竜舌蘭、一斉に花茎4本

一挙に4本の花茎を伸ばしているリュウゼツラン=28日、伊仙町喜念「コバンシャ海岸」

昇竜のごとく天を衝く
伊仙町喜念・コバンシャ海岸
今夏の風物詩に

【徳之島】伊仙町喜念の県道沿いに位置する「コバンシャ海岸」で、リュウゼツラン(竜舌蘭)の花茎が4本一斉に天へ向かって伸びている。高さはいずれも7~8メートルに達し、うち1本は既に開花を始めた。海岸のエメラルドグリーンの風景と相まって、今夏の〝名物スポット〟として注目を集めそうだ。

このリュウゼツランは、元地主で農業を営む永田一宏さん(87)が1987年に移植したもの。本土からのUターン翌年、自身の所有地の石積み擁壁の補強を目的に、約20株の成熟した自生種を植えたという。

リュウゼツランは「百年に一度花を咲かせる」など伝説があるが、永田さんによると「実際には過去にも計9本が一斉に花茎を伸ばしたことがある」とのこと。特に2014年6月には、同じ場所で3本の花茎が同時に咲き、本紙でもその様子が紹介されていた。

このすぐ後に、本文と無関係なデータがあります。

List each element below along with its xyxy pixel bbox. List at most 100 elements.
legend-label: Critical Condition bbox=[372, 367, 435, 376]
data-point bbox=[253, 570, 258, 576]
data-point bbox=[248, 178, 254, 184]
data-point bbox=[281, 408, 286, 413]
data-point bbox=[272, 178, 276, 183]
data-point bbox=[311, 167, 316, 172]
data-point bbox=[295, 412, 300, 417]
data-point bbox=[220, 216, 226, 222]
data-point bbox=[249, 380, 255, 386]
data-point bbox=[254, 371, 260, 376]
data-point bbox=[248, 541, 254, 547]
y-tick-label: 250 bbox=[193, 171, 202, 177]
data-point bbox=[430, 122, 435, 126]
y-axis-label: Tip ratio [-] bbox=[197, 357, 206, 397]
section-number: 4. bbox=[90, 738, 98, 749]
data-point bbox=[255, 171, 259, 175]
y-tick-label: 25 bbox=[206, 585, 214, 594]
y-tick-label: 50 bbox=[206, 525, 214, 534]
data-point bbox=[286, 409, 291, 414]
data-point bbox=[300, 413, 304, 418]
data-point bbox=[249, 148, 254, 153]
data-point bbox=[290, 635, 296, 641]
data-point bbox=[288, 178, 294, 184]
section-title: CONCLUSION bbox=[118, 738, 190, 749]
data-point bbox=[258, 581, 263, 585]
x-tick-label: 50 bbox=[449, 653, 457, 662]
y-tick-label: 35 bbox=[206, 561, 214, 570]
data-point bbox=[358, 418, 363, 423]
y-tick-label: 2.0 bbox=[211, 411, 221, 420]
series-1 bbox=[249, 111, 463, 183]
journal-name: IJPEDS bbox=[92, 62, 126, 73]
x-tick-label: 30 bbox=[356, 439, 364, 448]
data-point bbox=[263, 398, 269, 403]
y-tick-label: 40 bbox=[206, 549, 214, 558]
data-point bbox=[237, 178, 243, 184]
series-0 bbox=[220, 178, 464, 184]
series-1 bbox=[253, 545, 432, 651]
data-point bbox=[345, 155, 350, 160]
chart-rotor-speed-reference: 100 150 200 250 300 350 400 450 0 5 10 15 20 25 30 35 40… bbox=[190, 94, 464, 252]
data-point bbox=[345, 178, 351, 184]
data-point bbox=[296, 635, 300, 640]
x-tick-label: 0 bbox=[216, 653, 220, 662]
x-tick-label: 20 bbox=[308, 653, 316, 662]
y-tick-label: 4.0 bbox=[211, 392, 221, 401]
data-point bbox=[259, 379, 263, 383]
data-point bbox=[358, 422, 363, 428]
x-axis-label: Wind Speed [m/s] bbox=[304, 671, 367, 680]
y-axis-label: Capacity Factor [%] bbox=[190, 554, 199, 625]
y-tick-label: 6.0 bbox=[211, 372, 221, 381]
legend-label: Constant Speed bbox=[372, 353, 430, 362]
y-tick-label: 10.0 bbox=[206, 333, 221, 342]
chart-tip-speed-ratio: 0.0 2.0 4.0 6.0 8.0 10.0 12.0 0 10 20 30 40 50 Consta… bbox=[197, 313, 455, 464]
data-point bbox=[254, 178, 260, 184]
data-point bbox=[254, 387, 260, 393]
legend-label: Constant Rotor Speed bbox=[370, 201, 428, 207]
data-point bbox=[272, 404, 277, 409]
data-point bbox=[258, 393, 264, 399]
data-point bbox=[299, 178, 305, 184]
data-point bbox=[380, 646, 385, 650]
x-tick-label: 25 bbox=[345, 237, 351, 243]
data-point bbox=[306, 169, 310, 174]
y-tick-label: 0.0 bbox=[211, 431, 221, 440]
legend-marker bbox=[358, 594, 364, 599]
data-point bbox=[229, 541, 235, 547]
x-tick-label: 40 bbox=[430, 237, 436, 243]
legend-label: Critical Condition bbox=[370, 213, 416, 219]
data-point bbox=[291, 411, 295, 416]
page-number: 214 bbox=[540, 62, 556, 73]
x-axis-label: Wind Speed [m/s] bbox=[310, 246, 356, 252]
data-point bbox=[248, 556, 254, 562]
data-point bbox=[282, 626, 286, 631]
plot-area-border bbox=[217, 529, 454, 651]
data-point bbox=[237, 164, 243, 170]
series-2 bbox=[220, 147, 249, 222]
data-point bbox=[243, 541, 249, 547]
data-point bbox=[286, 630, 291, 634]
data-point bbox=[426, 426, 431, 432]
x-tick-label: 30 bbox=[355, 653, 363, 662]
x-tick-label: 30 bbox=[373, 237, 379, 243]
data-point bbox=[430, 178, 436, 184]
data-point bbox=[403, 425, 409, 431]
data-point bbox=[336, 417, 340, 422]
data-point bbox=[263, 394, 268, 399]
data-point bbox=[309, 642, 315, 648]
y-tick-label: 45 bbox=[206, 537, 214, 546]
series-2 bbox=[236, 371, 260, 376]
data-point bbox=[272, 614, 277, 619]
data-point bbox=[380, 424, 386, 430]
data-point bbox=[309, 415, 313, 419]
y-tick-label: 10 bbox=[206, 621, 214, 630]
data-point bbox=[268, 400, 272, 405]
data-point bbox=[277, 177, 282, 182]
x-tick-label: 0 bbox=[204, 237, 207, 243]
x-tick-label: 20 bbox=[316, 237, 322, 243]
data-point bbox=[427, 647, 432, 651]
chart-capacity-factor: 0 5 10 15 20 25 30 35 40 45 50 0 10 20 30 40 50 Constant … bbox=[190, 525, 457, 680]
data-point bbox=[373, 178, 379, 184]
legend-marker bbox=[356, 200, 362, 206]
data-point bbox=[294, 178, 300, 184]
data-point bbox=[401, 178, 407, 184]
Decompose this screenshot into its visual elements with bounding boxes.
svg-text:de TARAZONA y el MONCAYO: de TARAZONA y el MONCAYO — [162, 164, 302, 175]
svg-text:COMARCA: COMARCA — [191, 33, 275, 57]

今回のように4本がそろって花茎を立ち上げるのは極めて珍しく、永田さんは「小さな苗から数えると百年に一度かもしれないが、これほどまとまって咲くのは全国でもほとんどないのでは」と話す。花の寿命はおよそ2か月とされ、県道からもよく見えることから「ぜひ多くの人に見てもらいたい」とにっこり。